Forgés dans les entrailles fiévreuses de Lésigny, Olivier Pernot, Louis Péchinot, Simon Péchinot et Lola Frichet ont donné naissance à Pogo Car Crash Control comme on provoque une révolte dans un laboratoire clandestin. Depuis leur irruption tonitruante en 2016, leur parcours est celui d’une comète insoumise. Aujourd’hui, ils reviennent avec un quatrième album, NEGATIVE SKILLS qui jette une nouvelle fois un cocktail molotov en expansion dans l’univers punk et dans la galaxie métal.

Coup de barre dans les tympans
C’était un jeudi grisâtre, la tête alourdie par une énième nuit blanche, il me fallait mettre dans mes écouteurs un son percutant, mon choix s’est donc orienté sans hésitation vers le nouveau projet de Pogo Car Crash Control. L’album démarre sans sommation : You Came To Me jaillit avec la brutalité d’un uppercut. Pas d’introduction, pas de préliminaires – seulement la rage brute portée par un riff qui dérape sur l’asphalte humide. Pas de répit dans cette bagarre sonore, Don’t get Sore continue la lancée sauvage. Ils proposent une embardée bilingue, rageuse, qui sent la crasse et l’urgence. C’est suffisamment malin pour avoir été salué par Rolling Stone France comme une claque dans le dos du punk-metal tricolore.
Puis vient Comme toi, morceau faussement docile avec son ironie de façade.

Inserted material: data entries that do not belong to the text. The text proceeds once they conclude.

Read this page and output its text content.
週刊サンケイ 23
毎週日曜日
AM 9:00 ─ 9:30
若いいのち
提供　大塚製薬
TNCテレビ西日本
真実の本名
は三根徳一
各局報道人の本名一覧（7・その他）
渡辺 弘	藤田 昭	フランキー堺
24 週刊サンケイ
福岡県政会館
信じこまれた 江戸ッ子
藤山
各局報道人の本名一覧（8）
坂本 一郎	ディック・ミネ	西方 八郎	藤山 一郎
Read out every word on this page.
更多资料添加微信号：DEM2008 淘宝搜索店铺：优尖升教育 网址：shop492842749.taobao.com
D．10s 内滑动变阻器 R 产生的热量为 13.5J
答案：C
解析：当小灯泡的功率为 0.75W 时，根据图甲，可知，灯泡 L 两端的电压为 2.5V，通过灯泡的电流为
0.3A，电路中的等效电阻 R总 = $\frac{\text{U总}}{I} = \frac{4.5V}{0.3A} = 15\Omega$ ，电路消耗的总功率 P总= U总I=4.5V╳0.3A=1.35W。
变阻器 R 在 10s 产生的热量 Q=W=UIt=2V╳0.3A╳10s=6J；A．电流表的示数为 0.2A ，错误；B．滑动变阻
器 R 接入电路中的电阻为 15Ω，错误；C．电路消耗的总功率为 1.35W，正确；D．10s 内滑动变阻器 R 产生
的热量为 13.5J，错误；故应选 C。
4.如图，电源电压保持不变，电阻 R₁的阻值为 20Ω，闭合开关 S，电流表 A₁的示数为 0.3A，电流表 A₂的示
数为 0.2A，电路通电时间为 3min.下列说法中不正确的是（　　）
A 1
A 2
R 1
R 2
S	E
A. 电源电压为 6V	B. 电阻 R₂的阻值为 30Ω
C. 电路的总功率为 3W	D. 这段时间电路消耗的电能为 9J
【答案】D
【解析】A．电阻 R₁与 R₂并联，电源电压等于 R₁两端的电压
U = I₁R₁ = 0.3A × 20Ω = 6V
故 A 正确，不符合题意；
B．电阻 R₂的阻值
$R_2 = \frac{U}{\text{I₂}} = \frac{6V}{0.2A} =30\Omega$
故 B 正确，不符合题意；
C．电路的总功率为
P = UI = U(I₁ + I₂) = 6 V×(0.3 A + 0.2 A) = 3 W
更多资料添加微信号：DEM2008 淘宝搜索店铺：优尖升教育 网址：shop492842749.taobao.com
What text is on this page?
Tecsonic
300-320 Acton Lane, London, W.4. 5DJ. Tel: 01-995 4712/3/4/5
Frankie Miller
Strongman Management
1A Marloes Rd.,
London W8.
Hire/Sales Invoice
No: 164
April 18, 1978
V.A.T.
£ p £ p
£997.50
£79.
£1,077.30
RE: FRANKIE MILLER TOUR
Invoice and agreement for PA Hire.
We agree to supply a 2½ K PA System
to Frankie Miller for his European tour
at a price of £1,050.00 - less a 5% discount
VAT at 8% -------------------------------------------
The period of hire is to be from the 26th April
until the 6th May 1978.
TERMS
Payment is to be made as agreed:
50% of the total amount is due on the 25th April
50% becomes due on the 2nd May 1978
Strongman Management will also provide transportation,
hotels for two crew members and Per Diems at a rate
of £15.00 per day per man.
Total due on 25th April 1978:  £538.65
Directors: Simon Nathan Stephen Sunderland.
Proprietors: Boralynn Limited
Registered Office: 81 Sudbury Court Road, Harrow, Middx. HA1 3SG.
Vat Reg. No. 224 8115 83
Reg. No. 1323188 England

La basse y claque sec sur un break quasi-grunge, un faux temps mort qui relance la machine à pogos. Choisi comme Son du jour par le même magazine, c’est un morceau qui avance comme une confidence donnée du bout des lèvres pour empêcher l’envie d’hurler faire le travail. avant de hurler à la figure qu’on ne veut plus voir personne.
Pogo: la rage savante
Shallow Time, c’est deux minutes vingt-neuf de tension mal contenue, une mèche courte à la batterie et des guitares comme des scies circulaires. Une évocation tendue de Tête Blême, mais filtrée par une production moins étouffante, plus chirurgicale. On referme le point avec le titre Je mettrais bien le feu. Tempo lent, presque funèbre. Le refrain claque comme une vitrine qui vole en éclats. La voix de Simon Péchinot oscille entre l’ironie et le cri retenu. Ce n’est plus une chanson, c’est une insurrection intime. Ça brûle propre, mais ça brûle. La pièce maîtresse, Negative Skills, tient tout l’album dans ses nerfs : forme resserrée, punchlines comme des gifles, et une éclaircie mélodique aussitôt ravalée. On termine l’album avec un triptyque toujours aussi saisissant. Pas de salut, pas d’au revoir.
Construire avec les décombres
L’invitation du groupe dans l’émission Côté Club de France Inter, le 23 avril 2025, a ancré ce nouvel album dans le paysage rock national : pendant près d’une heure, les quatre musiciens ont défendu un disque qu’ils décrivent comme « notre façon d’apprendre à vivre avec la faille ». J’ai été immédiatement séduit par cette formule. Si j’ai eu la main lourde pour décrire le travail du groupe autour d’un champ lexical fleuri de violence. Il y aussi une simplicité touchante dans leur rapport à la musique.
En définitive, l’album agit comme un électrochoc, semblable à celui procuré par Bad bad Bird il y a quelques semaines. Chaque titre ressemble à une fissure dans le bitume. S’il fallait nommer la compétence négative dont parle le groupe, ce serait peut-être celle-ci : convertir la rage intime en architecture sonore. C’est bâtir du sens avec l’éclat des débris. Rester à feu et à son.